L'acqua come sostanza con determinate caratteristiche chimico-fisiche

L'idea che l'acqua fosse un elemento semplice e primordiale prevalse fino alla metà del XVIII secolo, quando il chimico britannico Henry Cavendish riuscì a ottenere la sintesi del liquido provocando l'esplosione di una miscela di idrogeno e aria. Il significato e l'importanza dell'esperimento vennero del tutto compresi solo in un secondo tempo, grazie alle ricerche del chimico francese Lavoisier il quale suggerì che l'acqua fosse un composto contenente idrogeno e ossigeno. Nel 1804 il chimico francese Gay-Lussac e il naturalista tedesco Humboldt dimostrarono che essa è costituita da idrogeno e ossigeno nella proporzione di due volumi a uno, stabilendo quindi la formula H2O e con essa la vera natura del composto. La maggior parte dell'idrogeno contenuto nell'acqua che si trova in natura ha peso atomico 1; tuttavia nel 1932 il chimico statunitense Harold Clayton Urey scoprì che nell'acqua è presente, nella concentrazione di una parte su 6000, ossido di deuterio, un composto di formula D2O, comunemente detto acqua pesante. Tracce di trizio, l'isotopo dell'idrogeno di peso atomico 3, furono rilevate nel 1951 dal chimico statunitense Aristid Grosse.

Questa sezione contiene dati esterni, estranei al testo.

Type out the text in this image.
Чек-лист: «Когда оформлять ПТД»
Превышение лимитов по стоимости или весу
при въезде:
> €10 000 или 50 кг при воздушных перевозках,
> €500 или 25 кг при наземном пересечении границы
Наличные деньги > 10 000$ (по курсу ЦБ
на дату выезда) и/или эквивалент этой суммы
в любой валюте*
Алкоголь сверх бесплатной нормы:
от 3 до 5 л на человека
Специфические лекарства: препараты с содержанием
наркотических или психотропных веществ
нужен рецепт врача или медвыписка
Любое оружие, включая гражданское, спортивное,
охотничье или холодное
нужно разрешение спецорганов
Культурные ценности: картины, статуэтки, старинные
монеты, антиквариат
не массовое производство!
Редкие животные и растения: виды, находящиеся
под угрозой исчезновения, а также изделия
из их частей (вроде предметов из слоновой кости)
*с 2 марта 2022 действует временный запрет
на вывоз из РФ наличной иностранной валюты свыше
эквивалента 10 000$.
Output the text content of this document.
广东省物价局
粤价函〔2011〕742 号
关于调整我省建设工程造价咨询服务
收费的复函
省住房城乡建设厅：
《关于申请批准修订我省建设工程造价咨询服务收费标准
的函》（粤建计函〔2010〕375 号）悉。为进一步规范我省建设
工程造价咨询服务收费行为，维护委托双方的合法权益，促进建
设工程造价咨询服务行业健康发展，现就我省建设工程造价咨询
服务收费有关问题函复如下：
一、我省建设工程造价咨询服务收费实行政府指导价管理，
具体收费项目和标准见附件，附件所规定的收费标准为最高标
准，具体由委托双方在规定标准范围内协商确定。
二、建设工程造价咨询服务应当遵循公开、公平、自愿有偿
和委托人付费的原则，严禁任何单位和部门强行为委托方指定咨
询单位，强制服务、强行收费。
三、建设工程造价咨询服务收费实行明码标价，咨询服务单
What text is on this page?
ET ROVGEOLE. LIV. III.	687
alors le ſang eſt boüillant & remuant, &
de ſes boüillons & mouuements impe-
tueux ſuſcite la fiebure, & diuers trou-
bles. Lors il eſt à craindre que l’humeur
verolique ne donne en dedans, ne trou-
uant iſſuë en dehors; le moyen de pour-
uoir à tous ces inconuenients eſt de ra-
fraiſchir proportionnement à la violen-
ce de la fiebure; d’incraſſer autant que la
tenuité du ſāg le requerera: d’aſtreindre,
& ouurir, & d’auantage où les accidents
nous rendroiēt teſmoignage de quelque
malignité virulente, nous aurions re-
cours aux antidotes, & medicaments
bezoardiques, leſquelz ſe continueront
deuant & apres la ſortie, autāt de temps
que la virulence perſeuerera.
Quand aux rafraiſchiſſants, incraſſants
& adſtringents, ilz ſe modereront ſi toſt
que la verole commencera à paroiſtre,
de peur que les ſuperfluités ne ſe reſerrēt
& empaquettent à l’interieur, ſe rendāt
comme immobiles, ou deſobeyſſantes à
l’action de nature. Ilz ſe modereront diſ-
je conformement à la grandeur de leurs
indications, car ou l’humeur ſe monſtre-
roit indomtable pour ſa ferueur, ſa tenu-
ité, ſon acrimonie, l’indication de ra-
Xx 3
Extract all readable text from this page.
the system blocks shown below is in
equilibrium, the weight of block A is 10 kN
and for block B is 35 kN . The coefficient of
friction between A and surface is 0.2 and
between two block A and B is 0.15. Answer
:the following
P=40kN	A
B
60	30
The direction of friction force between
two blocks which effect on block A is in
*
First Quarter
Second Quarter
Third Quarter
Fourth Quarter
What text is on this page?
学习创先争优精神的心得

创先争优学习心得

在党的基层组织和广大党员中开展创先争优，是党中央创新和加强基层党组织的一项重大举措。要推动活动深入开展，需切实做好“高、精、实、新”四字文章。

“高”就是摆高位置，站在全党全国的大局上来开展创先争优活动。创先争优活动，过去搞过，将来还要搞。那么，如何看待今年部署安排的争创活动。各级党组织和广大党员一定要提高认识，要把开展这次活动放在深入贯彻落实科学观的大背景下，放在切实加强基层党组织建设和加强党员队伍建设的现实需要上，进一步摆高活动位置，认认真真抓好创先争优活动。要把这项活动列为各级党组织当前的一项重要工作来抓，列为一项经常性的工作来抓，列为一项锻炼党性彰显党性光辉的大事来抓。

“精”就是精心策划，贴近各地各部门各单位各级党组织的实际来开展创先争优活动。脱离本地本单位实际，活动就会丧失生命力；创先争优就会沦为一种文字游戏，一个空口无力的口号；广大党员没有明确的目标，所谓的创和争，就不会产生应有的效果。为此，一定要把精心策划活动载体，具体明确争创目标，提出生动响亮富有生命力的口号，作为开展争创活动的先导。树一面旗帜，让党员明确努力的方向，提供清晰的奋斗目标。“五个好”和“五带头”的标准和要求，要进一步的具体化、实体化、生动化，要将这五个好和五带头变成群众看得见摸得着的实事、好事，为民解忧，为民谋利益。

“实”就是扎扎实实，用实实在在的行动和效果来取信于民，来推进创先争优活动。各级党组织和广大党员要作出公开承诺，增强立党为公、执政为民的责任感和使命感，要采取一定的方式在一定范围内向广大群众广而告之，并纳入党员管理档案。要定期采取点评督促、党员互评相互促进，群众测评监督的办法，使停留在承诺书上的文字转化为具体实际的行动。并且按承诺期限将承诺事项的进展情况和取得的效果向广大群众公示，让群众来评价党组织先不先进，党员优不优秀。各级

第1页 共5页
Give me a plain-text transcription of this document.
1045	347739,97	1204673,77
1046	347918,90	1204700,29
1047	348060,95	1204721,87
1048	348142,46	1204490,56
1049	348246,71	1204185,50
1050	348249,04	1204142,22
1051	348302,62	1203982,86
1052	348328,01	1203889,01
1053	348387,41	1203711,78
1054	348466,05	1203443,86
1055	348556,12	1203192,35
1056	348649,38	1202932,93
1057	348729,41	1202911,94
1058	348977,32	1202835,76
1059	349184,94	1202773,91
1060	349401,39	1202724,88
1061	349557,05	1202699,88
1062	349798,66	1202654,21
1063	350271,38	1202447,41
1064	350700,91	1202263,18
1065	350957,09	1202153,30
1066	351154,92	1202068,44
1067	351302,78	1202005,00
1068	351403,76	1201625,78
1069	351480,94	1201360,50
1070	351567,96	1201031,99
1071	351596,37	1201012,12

La molecola dell'acqua è formata da un atomo di ossigeno e da due atomi di idrogeno, uniti da legami covalenti. Essa può essere rappresentata con un polo positivo in corrispondenza degli atomi di idrogeno e un polo negativo in corrispondenza di quello di ossigeno. Le cariche parziali si compensano a vicenda in modo che ne risulta una molecola che nel complesso è elettricamente neutra. A causa della separazione tra cariche positive e negative, tra due molecole di acqua si può verificare una forza di attrazione fra il polo positivo e quello negativo.
Poiché gli elettroni intorno all'atomo di ossigeno si ritengono disposti ai vertici di un tetraedro, ogni molecola di acqua può formare legami idrogeno con quattro molecole circostanti.

L'eccezionale grado di interazione fra le molecole dell'acqua è alla base di alcune delle sue importanti proprietà fisico-chimiche.

L'acqua pura è un liquido inodore e insapore, che presenta una debole colorazione blu osservabile solo nelle acque profonde. L'acqua è l'unica sostanza che si trova in natura, a temperatura ambiente, nei tre stati di aggregazione: solido, liquido e gassoso. Allo stato solido è presente sotto forma di ghiaccio, nella neve, nella grandine, nella brina e nelle nubi; allo stato liquido si trova sotto forma di pioggia e rugiada, ma soprattutto ricopre i tre quarti della superficie terrestre costituendo oceani, mari, laghi e fiumi; allo stato gassoso, infine, è presente come nebbia e vapore ed è il principale costituente delle nuvole. La quantità di vapore presente nell'atmosfera viene espressa per mezzo del tasso di umidità relativa, calcolato come il rapporto tra la quantità di vapore acqueo presente a una determinata temperatura e il valore massimo possibile nelle stesse condizioni termiche.